Yükleniyor.... (view fulltext now)

Tam metin

(1)

Coğrafya’da Deneysel Gözlem Uygulaması

Ufuk KARAKUŞ

1

Geliş Tarihi: 11.09.2008 Yayına Kabul Tarihi: 04.11.2008

ÖZET

Coğrafya öğretiminde uygulamalı çalışmalar yapılmadan bilginin kalıcı olması sağlanamaz. Ama bir çok ülkede coğrafya öğretimi uygulama olmadan teorik olarak gerçekleştirilmeye çalışılmaktadır. Bu durum öğrenciyi ezbere yönelttiği gibi coğrafya eğitiminin öneminin kavranmasına da engel olmaktadır. Coğrafya eğitiminin uygulamalı olabilmesi için deneysel gözlemlerin ve okullarda kurulacak coğrafya laboratuarlarının çok büyük önemi vardır. Deneyin coğrafya öğretiminde kullanılması gerekmektedir.

Anahtar Kelimeler: Coğrafya Öğretimi, Deney, Deneysel Gözlem, Laboratuar.

Experimental Observation Application in Geography

ABSTRACT

The permanence of the knowledge can not be ensured without applied studies in Geography teaching. But in many countries, geography teaching is being tried to be realized just the theoretically, without application. This case not only leads the students to rote but also prevents them to understand the importance of geography education. Experimental observations and the laboratories to be built at schools have great importance in order to make the geography education applied. The experiment needs to be used in geography teaching.

Keywords: Geography teaching, Experiment, Experimental Observation, Laboratory.

GİRİŞ

Bu gün sıkıntılarımızın çoğu yaşam boyu öğrenen, çağdaş bireylerin yetişmemesinden kaynaklanmaktadır. Bu sorunun temelinde de eğitim sistemi ve yürütülen eğitim teknikleri bulunmaktadır.

70’li yılların sonundan itibaren günümüze kadar öğrenmeyle ilgili pek çok çağdaş görüş ortaya çıkmıştır.
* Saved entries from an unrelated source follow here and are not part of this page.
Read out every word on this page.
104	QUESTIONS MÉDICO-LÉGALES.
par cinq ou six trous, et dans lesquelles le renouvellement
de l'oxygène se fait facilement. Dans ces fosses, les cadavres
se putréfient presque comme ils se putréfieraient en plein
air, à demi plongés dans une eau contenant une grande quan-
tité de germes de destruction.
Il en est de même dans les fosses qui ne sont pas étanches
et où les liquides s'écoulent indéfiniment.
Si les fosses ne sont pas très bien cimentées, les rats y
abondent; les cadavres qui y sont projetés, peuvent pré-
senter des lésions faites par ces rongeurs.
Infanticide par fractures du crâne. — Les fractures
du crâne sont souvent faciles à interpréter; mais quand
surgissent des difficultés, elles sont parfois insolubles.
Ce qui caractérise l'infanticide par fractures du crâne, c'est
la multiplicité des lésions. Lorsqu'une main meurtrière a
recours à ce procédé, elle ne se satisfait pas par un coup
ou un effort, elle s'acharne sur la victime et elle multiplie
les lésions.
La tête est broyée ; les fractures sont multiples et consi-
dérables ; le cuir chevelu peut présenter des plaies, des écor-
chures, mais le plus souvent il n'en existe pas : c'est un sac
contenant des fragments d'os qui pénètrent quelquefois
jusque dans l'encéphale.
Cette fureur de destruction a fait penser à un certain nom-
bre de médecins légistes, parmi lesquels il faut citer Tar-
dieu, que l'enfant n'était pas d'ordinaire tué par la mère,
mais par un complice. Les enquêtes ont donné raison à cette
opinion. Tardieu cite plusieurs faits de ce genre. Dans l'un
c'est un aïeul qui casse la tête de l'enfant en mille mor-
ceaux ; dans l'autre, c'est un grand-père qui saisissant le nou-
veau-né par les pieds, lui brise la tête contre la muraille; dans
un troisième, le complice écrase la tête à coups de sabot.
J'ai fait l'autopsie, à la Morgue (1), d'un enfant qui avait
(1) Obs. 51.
Günümüzde bilişsel psikoloji, beyin araştırmaları ve bilimsel gelişmelerden elde edilen bir öğrenme bilimi gelişimini sürdürmektedir. Öğrencilerin öğrenmeleri üzerinde sahip oldukları ön bilgiler, akran gruplarıyla etkileşimleri ve kendileri tarafından ilgi çekici ve konuyla ilgili bulunan aktif problem çözme becerileri büyük etki yapmaktadır (Audet ve Ludwig, 2000: 108).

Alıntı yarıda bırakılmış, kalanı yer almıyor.